A Brief History of Broome's Pearling History

A Brief History of Broome's Pearling Industry.

A Brief History of Broome's Pearling Industry.

Pearls and their shells were first ‘discovered’ at Nickol Bay in the Pilbara of Western Australia in 1861. Settlers like John Withnell, who was a pastoralist collected up to six tonnes of pearl shell per day at the mouth of the De Grey River to supplement his income. By the early 1880s, attention was focused on Broome and it's rich shell beds at Eighty Mile Beach.

In 1881, boats began arriving in Broome, bringing with them diving suits, bronze helmets, lead boots and diving apparatus.  Peering out through thick glass, the divers collected as much shell as possible on each dive, as they were paid by the amount of shell collected.  

   

With the new diving helmets, divers were able  to now reach the deeper shell off the Lacepede Islands and Eighty Mile Beach, doubling the daily catch of fifty-seven skin divers (commonly called this because they dived without the aid of googles or a snorkel and naked!)

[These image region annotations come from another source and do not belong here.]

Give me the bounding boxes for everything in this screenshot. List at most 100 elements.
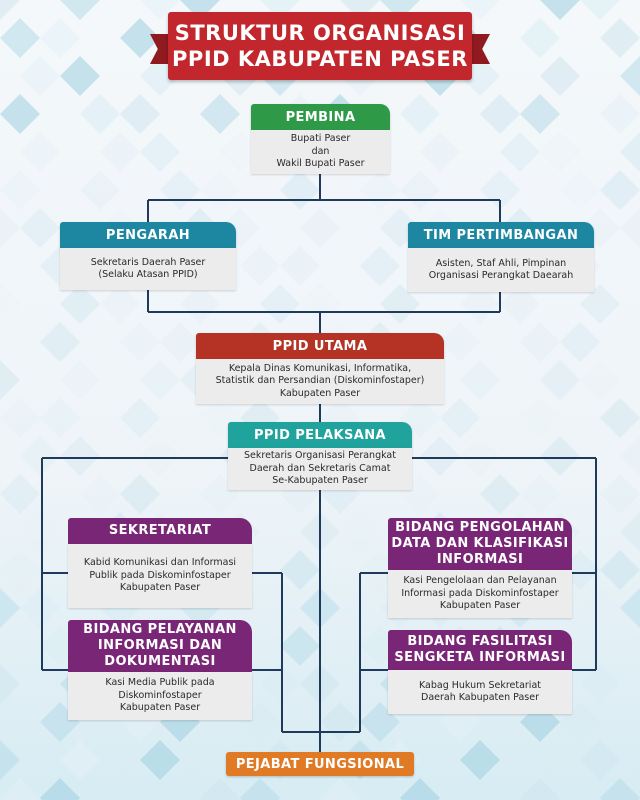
node-bidang-fasilitasi-body-line: Kabag Hukum Sekretariat	[418, 679, 541, 691]
node-bidang-pengolahan: BIDANG PENGOLAHAN DATA DAN KLASIFIKASI I…	[388, 518, 572, 618]
background-diamond	[520, 94, 560, 134]
background-diamond	[100, 132, 140, 172]
background-diamond	[540, 132, 580, 172]
background-diamond	[580, 284, 620, 324]
background-diamond	[580, 740, 620, 780]
node-bidang-pengolahan-body-line: Kasi Pengelolaan dan Pelayanan	[403, 575, 557, 587]
node-pejabat-fungsional-head: PEJABAT FUNGSIONAL	[226, 752, 414, 776]
background-diamond	[460, 284, 500, 324]
background-diamond	[580, 588, 620, 628]
node-tim-pertimbangan: TIM PERTIMBANGAN Asisten, Staf Ahli, Pim…	[408, 222, 594, 292]
node-bidang-pengolahan-head-line: INFORMASI	[436, 552, 524, 567]
background-diamond	[0, 778, 40, 800]
background-diamond	[540, 0, 580, 20]
background-diamond	[140, 740, 180, 780]
node-bidang-pelayanan-body-line: Kasi Media Publik pada	[105, 677, 215, 689]
background-diamond	[180, 740, 220, 780]
background-diamond	[540, 740, 580, 780]
background-diamond	[20, 208, 60, 248]
background-diamond	[120, 18, 160, 58]
background-diamond	[460, 0, 500, 20]
node-pembina-head: PEMBINA	[251, 104, 390, 130]
node-tim-pertimbangan-body-line: Asisten, Staf Ahli, Pimpinan	[435, 257, 567, 269]
background-diamond	[140, 0, 180, 20]
node-bidang-fasilitasi-head: BIDANG FASILITASI SENGKETA INFORMASI	[388, 630, 572, 670]
background-diamond	[580, 360, 620, 400]
node-bidang-pengolahan-body-line: Kabupaten Paser	[439, 600, 521, 612]
background-diamond	[160, 322, 200, 362]
background-diamond	[520, 474, 560, 514]
node-pembina-body-line: dan	[311, 145, 330, 157]
background-diamond	[540, 436, 580, 476]
node-pembina: PEMBINA Bupati Paser dan Wakil Bupati Pa…	[251, 104, 390, 174]
background-diamond	[440, 322, 480, 362]
background-diamond	[380, 284, 420, 324]
node-pengarah-body-line: Sekretaris Daerah Paser	[90, 256, 206, 268]
node-sekretariat-head: SEKRETARIAT	[68, 518, 252, 544]
node-bidang-pengolahan-head-line: DATA DAN KLASIFIKASI	[391, 536, 569, 551]
node-bidang-pengolahan-body: Kasi Pengelolaan dan Pelayanan Informasi…	[388, 570, 572, 618]
background-diamond	[600, 550, 640, 590]
background-diamond	[40, 398, 80, 438]
background-diamond	[140, 360, 180, 400]
node-ppid-pelaksana-body-line: Se-Kabupaten Paser	[272, 475, 368, 487]
node-ppid-pelaksana-body-line: Daerah dan Sekretaris Camat	[249, 462, 391, 474]
node-bidang-fasilitasi-head-line: SENGKETA INFORMASI	[394, 650, 566, 665]
node-pembina-body-line: Bupati Paser	[290, 133, 351, 145]
background-diamond	[180, 284, 220, 324]
background-diamond	[0, 94, 40, 134]
node-pembina-body-line: Wakil Bupati Paser	[276, 158, 365, 170]
background-diamond	[40, 778, 80, 800]
background-diamond	[600, 398, 640, 438]
background-diamond	[520, 322, 560, 362]
background-diamond	[20, 56, 60, 96]
background-diamond	[500, 284, 540, 324]
background-diamond	[60, 740, 100, 780]
background-diamond	[0, 208, 20, 248]
background-diamond	[20, 588, 60, 628]
background-diamond	[60, 284, 100, 324]
background-diamond	[0, 360, 20, 400]
background-diamond	[260, 664, 300, 704]
node-ppid-utama-head: PPID UTAMA	[196, 333, 444, 359]
node-ppid-pelaksana-head: PPID PELAKSANA	[228, 422, 412, 448]
background-diamond	[320, 778, 360, 800]
background-diamond	[340, 512, 380, 552]
background-diamond	[280, 550, 320, 590]
background-diamond	[120, 322, 160, 362]
node-ppid-pelaksana-body: Sekretaris Organisasi Perangkat Daerah d…	[228, 448, 412, 490]
node-pengarah: PENGARAH Sekretaris Daerah Paser (Selaku…	[60, 222, 236, 290]
background-diamond	[120, 94, 160, 134]
background-diamond	[300, 208, 340, 248]
node-pengarah-body-line: (Selaku Atasan PPID)	[98, 269, 198, 280]
background-diamond	[280, 626, 320, 666]
node-sekretariat-body-line: Kabupaten Paser	[119, 582, 201, 594]
node-ppid-utama-body-line: Statistik dan Persandian (Diskominfostap…	[215, 375, 425, 387]
node-bidang-fasilitasi-head-line: BIDANG FASILITASI	[407, 634, 553, 649]
node-sekretariat-head-line: SEKRETARIAT	[108, 523, 212, 538]
node-ppid-utama-body: Kepala Dinas Komunikasi, Informatika, St…	[196, 359, 444, 404]
background-diamond	[600, 94, 640, 134]
background-diamond	[380, 0, 420, 20]
background-diamond	[40, 322, 80, 362]
background-diamond	[100, 284, 140, 324]
node-bidang-pelayanan-head-line: INFORMASI DAN	[97, 638, 223, 653]
background-diamond	[540, 56, 580, 96]
node-bidang-fasilitasi-body: Kabag Hukum Sekretariat Daerah Kabupaten…	[388, 670, 572, 714]
background-diamond	[0, 398, 40, 438]
background-diamond	[140, 436, 180, 476]
background-diamond	[60, 360, 100, 400]
node-ppid-utama: PPID UTAMA Kepala Dinas Komunikasi, Info…	[196, 333, 444, 404]
background-diamond	[620, 436, 640, 476]
background-diamond	[120, 778, 160, 800]
background-diamond	[240, 778, 280, 800]
background-diamond	[400, 94, 440, 134]
background-diamond	[520, 18, 560, 58]
background-diamond	[620, 208, 640, 248]
background-diamond	[560, 170, 600, 210]
background-diamond	[80, 94, 120, 134]
background-diamond	[60, 56, 100, 96]
background-diamond	[600, 474, 640, 514]
background-diamond	[560, 322, 600, 362]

The town of Broome was gazetted in 1883, named after Frederick Napier Broome, the Governor of Western Australia, who was beyond horrified at his name being given to the scruffy assortment of pearling camps lining the bay.

Although the shell brought rewards, diving was dangerous in the waters of the Kimberley whereby the divers faced cyclones, sharks, crocodiles, beriberi, ear and chest infections and the bends.  For most of the first twenty years, the crew were predominantly Aboriginal skin divers, with up to 57 divers on any one boat.  

The success of the Broome pearling industry hinged on the size of the Broome pearl oyster, Pinctada maxima, which was large enough to supply mother-of-pearl for cutlery handles, buttons and buckles and used as inlay for furniture.  Natural pearls were rare and extremely valuable, and when found, were placed in a locked box on the lugger.

By 1914 Broome was supplying 80% of the world’s pearl shell and there was over 400 luggers and 3,500 people involved in the industry. At its peak, pearl shell was worth £400 per tonne.

The small wooden luggers went to sea on the neap tides and had no cooking facilities or toilets.  The crew lived in cramped conditions, with piles of stinking pearl shell on the decks.  Each diver had a tender (short for attender) who stayed on the surface to oversee the dive.

 

The township of Broome  was thriving and had a cosmopolitan population made up of Chinese, Japanese, Sri Lankans, West Australians (mainly Aborigines), Torres Strait Islanders, Manilamen and Filipinos from the Phillipines, Malays from Malaysia, Rotumah men from Roti, Koepangers from Timor, and Amboinese from the Moluccas who were all there to be involved in the pearling industry.

Under the WA Pearling Act of 1913, only British citizens were allowed to own pearl luggers and a rigid class system was the result, with the Japanese, working as the divers, the Malays and Koepangers working as the deckhands and crew.  

Eventually the Japanese made up the majority of people working on the lugger, working as indentured labour.  Almost all of the Japanese divers came from the city of Taiji, now a sister city to Broome.  Many of the Japanese struggled to pay off their debts, often their passage to Australia.  The largest of the immigrant groups was the Chinese, who worked as pearlers, cooks and shopkeepers.

The adoption of the White Australia Policy in the early 20th century led to the government recruiting twelve British navy divers, most of whom perished.  As as a result, Broome received an exemption from the policy.  During the two world wars production almost ceased, and when Japan entered the war, most of the Japanese were interned in prisoner of war camps.

By the 1950s, with the development of plastic buttons, the pearl shell industry fell into a decline.  The first pearl farm in the Kimberley was established at Kuri Bay, in Camden Sound, 370km north of Broome,  in 1956.  

Kuri Bay, named after Mr Tokuichi Kuribayashi, was a joint venture between the Japanese, Americans and Australians, following the repeal of the Pearling Act.  

By 1973, Kuri Bay was producing 60% of the world’s large, south sea pearls.

Since 2008 the world market has been flooded with freshwater cultured pearls and once again, pearl shell has become a staple of the pearling industry.